Я специалист со стажем понимаю, что правила профессиональной этики не позволят мне консультировать ее, без риска терапевтического фиаско. Да, связь с ней была давно, и так скоротечна, что по идее, не должна оставить памятной отметины на сердце. Во всяком случае, для меня это уже давно забытая история, но что если для неё нет? Ах, кого я обманываю, она меня не помнит, а значит, я имею право проводить терапию без особого риска потери объективности с моей стороны.

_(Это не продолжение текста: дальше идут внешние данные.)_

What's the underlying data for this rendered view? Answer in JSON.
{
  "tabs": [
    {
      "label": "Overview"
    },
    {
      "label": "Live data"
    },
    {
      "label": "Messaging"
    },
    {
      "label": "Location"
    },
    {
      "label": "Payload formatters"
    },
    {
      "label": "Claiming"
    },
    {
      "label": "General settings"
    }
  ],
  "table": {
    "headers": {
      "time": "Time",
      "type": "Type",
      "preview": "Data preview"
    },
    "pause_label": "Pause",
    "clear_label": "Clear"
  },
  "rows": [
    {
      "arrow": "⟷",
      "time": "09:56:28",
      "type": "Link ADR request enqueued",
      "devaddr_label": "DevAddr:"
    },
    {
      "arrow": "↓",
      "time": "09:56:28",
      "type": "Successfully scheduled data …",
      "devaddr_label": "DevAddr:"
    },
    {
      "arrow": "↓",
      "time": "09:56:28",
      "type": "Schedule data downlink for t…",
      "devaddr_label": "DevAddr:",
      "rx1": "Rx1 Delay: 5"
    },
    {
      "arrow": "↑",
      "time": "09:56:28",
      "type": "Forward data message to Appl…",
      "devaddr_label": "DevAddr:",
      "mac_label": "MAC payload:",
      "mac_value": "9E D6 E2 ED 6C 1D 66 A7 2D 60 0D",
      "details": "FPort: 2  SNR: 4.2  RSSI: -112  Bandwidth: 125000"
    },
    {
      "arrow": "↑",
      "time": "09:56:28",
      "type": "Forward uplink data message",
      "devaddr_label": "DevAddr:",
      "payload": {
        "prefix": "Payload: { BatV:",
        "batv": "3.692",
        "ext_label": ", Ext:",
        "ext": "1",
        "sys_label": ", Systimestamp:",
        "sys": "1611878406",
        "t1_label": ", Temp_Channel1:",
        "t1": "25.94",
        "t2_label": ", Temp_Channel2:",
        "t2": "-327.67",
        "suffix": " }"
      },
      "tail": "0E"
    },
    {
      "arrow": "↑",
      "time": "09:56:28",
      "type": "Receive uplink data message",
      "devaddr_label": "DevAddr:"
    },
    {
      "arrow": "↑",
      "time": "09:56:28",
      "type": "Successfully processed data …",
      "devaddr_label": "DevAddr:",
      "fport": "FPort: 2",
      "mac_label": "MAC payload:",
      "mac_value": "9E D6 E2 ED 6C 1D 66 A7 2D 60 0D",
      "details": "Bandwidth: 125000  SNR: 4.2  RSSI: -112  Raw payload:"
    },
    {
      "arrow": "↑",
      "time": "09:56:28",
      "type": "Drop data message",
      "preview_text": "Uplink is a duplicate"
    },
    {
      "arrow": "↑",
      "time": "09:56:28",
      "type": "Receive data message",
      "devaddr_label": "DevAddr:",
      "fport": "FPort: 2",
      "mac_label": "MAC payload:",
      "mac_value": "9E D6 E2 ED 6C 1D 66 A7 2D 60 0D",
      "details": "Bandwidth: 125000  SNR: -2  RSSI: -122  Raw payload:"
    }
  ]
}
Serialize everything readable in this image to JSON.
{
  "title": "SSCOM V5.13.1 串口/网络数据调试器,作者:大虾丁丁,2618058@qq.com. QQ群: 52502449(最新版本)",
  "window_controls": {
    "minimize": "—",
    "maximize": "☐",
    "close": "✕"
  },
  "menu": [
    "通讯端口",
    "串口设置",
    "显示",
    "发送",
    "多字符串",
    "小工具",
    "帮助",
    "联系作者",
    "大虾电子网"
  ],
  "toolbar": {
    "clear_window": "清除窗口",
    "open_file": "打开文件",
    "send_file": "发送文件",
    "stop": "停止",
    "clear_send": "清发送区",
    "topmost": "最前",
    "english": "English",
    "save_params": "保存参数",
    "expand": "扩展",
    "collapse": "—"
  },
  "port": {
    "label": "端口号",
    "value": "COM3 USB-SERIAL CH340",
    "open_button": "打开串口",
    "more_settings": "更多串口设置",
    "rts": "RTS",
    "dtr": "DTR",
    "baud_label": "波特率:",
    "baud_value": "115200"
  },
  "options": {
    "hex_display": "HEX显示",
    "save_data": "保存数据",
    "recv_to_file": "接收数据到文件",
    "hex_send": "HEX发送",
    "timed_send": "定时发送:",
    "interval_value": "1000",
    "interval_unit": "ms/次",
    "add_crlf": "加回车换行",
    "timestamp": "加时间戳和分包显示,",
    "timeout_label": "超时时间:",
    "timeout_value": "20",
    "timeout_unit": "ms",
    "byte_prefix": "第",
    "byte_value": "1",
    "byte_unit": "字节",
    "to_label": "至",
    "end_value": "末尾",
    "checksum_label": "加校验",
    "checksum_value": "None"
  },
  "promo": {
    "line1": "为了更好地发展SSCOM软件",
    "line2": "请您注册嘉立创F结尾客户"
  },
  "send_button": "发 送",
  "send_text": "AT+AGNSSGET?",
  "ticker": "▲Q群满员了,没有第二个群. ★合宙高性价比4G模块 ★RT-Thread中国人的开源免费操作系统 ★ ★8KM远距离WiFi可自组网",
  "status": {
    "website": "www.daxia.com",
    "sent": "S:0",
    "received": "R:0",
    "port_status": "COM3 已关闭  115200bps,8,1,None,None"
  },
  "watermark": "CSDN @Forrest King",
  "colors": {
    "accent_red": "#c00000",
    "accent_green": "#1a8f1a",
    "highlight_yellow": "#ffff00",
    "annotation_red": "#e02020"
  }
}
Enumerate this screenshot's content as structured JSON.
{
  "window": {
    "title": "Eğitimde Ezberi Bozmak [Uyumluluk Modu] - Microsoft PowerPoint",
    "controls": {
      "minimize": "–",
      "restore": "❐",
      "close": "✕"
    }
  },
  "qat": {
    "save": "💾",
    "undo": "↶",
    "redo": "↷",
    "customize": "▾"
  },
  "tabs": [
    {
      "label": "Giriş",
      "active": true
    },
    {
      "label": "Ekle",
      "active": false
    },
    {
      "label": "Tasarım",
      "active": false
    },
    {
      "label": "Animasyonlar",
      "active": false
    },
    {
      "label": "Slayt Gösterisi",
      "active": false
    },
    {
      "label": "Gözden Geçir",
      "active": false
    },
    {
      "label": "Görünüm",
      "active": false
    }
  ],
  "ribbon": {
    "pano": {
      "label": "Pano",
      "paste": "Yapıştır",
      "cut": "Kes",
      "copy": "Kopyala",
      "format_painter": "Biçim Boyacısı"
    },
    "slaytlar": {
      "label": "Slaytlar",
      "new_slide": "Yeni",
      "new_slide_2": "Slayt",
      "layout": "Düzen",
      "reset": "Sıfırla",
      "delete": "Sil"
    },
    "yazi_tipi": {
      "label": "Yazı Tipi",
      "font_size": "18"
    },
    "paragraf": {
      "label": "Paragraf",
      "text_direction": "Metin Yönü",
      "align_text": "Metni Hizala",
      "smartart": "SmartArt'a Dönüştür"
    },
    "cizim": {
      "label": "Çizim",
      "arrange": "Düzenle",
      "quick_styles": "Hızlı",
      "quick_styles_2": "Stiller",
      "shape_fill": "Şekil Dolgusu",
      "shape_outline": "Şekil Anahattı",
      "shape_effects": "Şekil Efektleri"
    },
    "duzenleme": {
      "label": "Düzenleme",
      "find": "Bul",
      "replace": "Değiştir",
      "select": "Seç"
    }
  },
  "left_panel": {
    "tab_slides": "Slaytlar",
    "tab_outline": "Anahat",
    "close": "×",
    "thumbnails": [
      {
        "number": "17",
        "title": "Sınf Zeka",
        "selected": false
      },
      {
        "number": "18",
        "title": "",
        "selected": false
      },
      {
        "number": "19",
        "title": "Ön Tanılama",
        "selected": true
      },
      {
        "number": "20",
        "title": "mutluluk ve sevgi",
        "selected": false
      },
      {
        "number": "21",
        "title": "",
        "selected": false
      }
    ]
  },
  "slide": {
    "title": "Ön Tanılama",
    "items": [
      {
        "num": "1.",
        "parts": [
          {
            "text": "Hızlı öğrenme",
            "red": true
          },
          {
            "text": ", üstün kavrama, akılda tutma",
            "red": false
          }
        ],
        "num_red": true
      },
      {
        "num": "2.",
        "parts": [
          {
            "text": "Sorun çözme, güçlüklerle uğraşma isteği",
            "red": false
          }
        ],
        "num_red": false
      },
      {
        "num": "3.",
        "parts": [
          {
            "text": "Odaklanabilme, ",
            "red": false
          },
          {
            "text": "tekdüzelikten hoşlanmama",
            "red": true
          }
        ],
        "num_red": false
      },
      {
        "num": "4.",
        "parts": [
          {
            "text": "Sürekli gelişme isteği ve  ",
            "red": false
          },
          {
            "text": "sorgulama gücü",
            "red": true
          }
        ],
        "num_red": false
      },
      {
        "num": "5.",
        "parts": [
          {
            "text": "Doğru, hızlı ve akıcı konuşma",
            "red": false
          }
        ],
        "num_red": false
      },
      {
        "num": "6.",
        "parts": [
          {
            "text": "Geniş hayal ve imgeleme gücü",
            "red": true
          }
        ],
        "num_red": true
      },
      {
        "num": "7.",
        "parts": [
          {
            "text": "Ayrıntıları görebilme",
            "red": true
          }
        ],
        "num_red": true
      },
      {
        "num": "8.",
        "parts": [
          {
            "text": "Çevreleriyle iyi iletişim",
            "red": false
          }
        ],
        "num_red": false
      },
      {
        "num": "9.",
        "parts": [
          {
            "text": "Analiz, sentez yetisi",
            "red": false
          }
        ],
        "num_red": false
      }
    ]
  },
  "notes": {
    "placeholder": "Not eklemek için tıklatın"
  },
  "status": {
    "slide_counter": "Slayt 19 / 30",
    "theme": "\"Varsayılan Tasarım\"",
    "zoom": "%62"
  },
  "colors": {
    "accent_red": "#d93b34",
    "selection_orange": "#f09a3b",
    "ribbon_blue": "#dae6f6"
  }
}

Что же, рационализация всегда была моей самой сильной, из оборонительных сторон.

– Ваше лицо кажется мне знакомым, – неожиданно оборвала она мой бурный внутренний монолог с самим собой, попытку логически обосновать заранее недостоверную информацию.

– Правда? И где бы мы могли встретиться, по Вашему мнению? – невозмутимо и максимально бесстрастно отвечаю я, словно не своим голосом.

– Я не уверенна, – прищуривая левый глаз, Эмили смотрела на меня как на незаметно поставленное пятно, портящее её идеально белую блузку, словно через невидимую лупу, пыталась определить источник загрязнения, попутно продумывая способ его скорейшей ликвидации. Настолько изучающим и холодным был ее взгляд, – просто захотелось это сказать.

– Типаж такой, наверное, – почти непринужденно слетает с моих уст, пока я удивленно пожимаю плечами и внутренне чувствую одновременно успокоение и разочарование.

Успокоение, потому что по всем правилам я могу проводить терапию, ведь мы не знакомые, а случайный секс семилетней давности, о котором она даже не помнит, навряд ли играет тут какую-то роль. Во всяком случае, на тот момент, я успешно убедил себя в этом, старательно и бестактно заглушая жутчайше трезвый внутренний голос, своего супервизора, отчетливо вдалбливающий в мою шокированную голову: «Клиент есть клиент! Никаких личных отношений Дэвид!».

Разочарование, хм, она дала пощечину по моей гордости, не уж то, я был так плох, что даже не запомнился ей? Стоп, останавливаю сам себя, сначала работа, потом сомнения. Проведу одну консультацию, а там посмотрим. Удивительно, мужчина готов поступиться всем ради женщины: гордостью, профессией, принципами, и ради чего? Чтобы просто быть рядом? А ведь именно здесь, дорога жизни, выбор эго, завел меня в сторону глухой тупости, но об этом позже.

– Итак, Эмили…

– Можно просто, Эми, – с сухой доброжелательностью ответила клиентка.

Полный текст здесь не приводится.